If a provision is dropped from a bill before it passes through Congress, it spells the end of that proposed part of the law. When the revised version of a bill is signed, it becomes law, without said provision.
That is, until the executive bureaucrats get hold of it.
According to The New York Times (not Fox News, interestingly enough), a provision in new Medicare regulations that will take effect Jan. 1 incentivizes physicians to discuss "end of life" planning with patients during annual Medicare physicals.
It would appear the executive branch has used its bureaucratic tools to enforce one of the most controversial parts of Obamacare -- end-of-life planning -- that was clearly and purposefully removed from the bill during congressional debate. The regulations would pay physicians for discussing plans for terminal illness with elderly patients.
We've got a ton of questions about all this. But the threshold one is this: Is that really the government's business?
During the health-care debates, the nation's answer seemed to be an overwhelming "no," a rejection that resounded through poll after poll, protests and raucous and emotional town hall meetings, as rumors of Orwellian "death panels" began popping up.
Congress responded appropriately, deleting the provision from the bill.
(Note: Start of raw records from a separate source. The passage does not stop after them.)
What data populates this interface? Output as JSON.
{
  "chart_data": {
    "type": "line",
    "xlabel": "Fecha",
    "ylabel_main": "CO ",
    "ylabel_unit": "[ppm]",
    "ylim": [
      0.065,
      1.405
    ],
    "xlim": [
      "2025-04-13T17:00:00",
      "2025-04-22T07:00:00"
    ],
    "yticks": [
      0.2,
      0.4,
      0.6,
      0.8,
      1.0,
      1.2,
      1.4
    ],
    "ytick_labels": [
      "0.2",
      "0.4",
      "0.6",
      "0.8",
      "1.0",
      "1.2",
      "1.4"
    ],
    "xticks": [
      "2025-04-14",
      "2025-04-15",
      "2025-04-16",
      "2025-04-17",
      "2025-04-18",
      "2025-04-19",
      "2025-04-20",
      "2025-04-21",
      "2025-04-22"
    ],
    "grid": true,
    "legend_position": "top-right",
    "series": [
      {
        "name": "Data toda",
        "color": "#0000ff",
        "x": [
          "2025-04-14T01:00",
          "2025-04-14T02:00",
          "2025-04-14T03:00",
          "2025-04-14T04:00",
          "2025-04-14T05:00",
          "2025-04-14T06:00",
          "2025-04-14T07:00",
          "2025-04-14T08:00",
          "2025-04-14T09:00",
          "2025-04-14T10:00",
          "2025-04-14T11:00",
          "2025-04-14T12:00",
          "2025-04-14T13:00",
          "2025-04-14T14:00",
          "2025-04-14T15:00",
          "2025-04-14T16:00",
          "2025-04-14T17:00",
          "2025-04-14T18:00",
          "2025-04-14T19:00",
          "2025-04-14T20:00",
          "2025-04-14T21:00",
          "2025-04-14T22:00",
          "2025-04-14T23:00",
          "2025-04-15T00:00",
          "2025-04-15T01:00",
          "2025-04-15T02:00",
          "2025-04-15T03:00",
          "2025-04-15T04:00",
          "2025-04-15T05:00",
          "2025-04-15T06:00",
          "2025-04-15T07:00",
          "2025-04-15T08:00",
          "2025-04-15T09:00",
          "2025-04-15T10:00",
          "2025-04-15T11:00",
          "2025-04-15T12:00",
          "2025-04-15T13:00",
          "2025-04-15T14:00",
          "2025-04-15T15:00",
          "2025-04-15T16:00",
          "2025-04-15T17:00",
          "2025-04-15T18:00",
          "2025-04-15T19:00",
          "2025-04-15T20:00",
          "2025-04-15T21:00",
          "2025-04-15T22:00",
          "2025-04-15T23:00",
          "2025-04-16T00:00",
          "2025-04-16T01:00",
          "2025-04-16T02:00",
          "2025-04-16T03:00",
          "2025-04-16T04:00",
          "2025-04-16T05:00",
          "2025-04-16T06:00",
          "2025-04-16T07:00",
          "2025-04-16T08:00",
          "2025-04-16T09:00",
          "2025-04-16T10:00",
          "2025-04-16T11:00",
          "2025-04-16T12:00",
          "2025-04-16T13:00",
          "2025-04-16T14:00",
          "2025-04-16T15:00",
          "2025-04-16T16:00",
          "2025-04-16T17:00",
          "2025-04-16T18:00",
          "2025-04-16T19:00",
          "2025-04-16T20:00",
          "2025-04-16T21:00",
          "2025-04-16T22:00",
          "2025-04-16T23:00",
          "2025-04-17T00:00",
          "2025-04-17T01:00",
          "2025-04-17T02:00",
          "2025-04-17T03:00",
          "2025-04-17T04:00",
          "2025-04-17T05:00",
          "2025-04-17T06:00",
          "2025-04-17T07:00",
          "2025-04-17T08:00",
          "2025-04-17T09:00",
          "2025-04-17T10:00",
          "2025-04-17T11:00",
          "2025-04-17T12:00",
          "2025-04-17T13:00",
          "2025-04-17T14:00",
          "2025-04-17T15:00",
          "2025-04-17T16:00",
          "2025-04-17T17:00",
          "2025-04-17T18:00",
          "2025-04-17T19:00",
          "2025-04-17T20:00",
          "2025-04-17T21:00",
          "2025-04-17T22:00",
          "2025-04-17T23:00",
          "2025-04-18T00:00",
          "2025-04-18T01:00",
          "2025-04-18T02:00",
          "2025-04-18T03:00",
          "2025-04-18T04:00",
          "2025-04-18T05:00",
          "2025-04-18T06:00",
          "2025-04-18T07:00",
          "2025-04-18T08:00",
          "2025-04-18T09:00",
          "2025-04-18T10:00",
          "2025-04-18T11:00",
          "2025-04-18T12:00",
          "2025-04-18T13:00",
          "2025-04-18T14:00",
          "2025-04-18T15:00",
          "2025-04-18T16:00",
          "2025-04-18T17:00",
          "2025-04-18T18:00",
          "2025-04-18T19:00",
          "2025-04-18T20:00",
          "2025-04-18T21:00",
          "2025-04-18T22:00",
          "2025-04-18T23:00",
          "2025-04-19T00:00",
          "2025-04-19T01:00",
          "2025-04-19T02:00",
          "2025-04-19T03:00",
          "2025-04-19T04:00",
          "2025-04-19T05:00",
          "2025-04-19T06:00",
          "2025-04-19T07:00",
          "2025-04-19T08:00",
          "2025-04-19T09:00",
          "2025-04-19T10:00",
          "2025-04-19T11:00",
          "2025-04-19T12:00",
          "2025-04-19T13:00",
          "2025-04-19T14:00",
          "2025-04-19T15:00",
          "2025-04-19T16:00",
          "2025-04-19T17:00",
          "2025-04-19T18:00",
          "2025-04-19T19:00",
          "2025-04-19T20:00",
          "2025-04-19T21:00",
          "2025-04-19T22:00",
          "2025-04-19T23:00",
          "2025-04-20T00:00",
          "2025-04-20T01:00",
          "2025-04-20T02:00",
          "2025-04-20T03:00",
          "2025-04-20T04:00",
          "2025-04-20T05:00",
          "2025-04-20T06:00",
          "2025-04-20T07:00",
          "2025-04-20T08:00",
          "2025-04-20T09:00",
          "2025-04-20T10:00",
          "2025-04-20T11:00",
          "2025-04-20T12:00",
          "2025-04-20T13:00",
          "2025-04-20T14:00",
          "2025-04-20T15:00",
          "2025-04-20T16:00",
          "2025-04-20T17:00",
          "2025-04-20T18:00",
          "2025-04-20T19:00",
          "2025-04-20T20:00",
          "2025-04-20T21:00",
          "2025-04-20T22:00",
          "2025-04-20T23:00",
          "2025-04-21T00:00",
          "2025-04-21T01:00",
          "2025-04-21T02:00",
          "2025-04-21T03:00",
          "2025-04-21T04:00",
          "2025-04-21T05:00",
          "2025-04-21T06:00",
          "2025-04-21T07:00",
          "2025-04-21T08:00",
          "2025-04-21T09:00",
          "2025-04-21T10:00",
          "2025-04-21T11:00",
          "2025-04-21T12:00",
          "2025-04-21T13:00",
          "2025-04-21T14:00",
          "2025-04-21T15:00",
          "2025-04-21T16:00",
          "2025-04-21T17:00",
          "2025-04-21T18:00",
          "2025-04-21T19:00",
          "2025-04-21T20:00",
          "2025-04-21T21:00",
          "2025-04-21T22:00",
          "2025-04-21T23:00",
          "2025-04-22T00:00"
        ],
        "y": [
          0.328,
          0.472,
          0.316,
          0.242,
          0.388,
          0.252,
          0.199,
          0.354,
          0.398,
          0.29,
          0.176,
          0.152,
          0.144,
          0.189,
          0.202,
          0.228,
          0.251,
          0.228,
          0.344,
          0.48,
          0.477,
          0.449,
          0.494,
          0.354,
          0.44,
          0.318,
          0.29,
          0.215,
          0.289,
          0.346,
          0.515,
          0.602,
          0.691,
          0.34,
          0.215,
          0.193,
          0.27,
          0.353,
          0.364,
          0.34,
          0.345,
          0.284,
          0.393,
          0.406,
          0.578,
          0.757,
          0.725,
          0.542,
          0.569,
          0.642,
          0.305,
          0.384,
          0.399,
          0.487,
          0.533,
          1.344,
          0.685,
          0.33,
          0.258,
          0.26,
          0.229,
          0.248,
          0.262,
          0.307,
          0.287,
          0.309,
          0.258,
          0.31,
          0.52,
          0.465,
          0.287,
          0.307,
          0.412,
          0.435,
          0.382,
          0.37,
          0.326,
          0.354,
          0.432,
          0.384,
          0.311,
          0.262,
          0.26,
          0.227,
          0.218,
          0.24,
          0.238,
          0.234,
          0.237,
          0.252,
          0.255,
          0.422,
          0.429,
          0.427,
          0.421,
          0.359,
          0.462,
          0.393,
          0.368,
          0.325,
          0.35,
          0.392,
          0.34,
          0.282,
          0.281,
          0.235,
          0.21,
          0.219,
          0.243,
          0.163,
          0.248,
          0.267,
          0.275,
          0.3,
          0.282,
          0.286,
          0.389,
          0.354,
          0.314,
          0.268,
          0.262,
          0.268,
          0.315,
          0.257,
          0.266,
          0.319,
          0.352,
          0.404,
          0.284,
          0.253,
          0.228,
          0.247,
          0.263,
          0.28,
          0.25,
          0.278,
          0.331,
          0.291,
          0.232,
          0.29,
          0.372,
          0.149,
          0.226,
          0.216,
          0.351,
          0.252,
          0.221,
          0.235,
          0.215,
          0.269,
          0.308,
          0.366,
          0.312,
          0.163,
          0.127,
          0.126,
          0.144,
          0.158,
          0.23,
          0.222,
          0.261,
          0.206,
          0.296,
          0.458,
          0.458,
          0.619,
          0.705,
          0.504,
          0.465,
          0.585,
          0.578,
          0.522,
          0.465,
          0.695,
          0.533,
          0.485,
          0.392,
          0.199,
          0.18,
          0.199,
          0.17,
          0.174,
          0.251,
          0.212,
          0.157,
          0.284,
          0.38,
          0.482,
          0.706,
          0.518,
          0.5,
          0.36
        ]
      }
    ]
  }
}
So how is it that it's showing up again?
Unless it's opened back up for debate in Congress, no means no. Lawmaking is specifically the domain of Congress, according to the Constitution. While it is the job of the executive branch to implement the laws passed by Congress -- and federal agencies routinely write rules and regulations giving legs to those laws -- stretching the law by adding a new provision masquerading as a "regulation" goes far beyond its range of constitutional authority.
It is usurping the role of Congress and making laws by bureaucratic fiat.
In addition, it appears supporters are attempting to cover this up: When the end-of-life provision was added by the bureaucrats, supporters inside the government actually were asked not to publicize the accomplishment, for fear of public reaction.
When questioned, the press office at the White House attributed the rogue provision to a bill signed during the Bush administration. However, that's disingenuous: The end-of-life counseling incentive for physicians is something entirely new.
It's as if they are trying to hide policy-making from the American people. Why -- if it's such a good thing to begin with?
The executive branch's attempt to circumvent Congress and play fast and loose with the public not only is entirely unconstitutional, but frightening -- suggesting that someone in the executive branch is desirous of creating a "shadow Congress" that can and will rewrite Congress' laws to suit their own ends.
The end-of-life provision roundly shouted down by the American people is just as troubling -- appearing for all the world to be a start to rationing, which the current head of Medicare is on record as having supported, and which would come at the expense of America's seniors.
Let's hope The New York Times' spotlight on this bit of skulduggery will kill this provision once and for all.
We'll have to watch this government more closely than perhaps any in our history.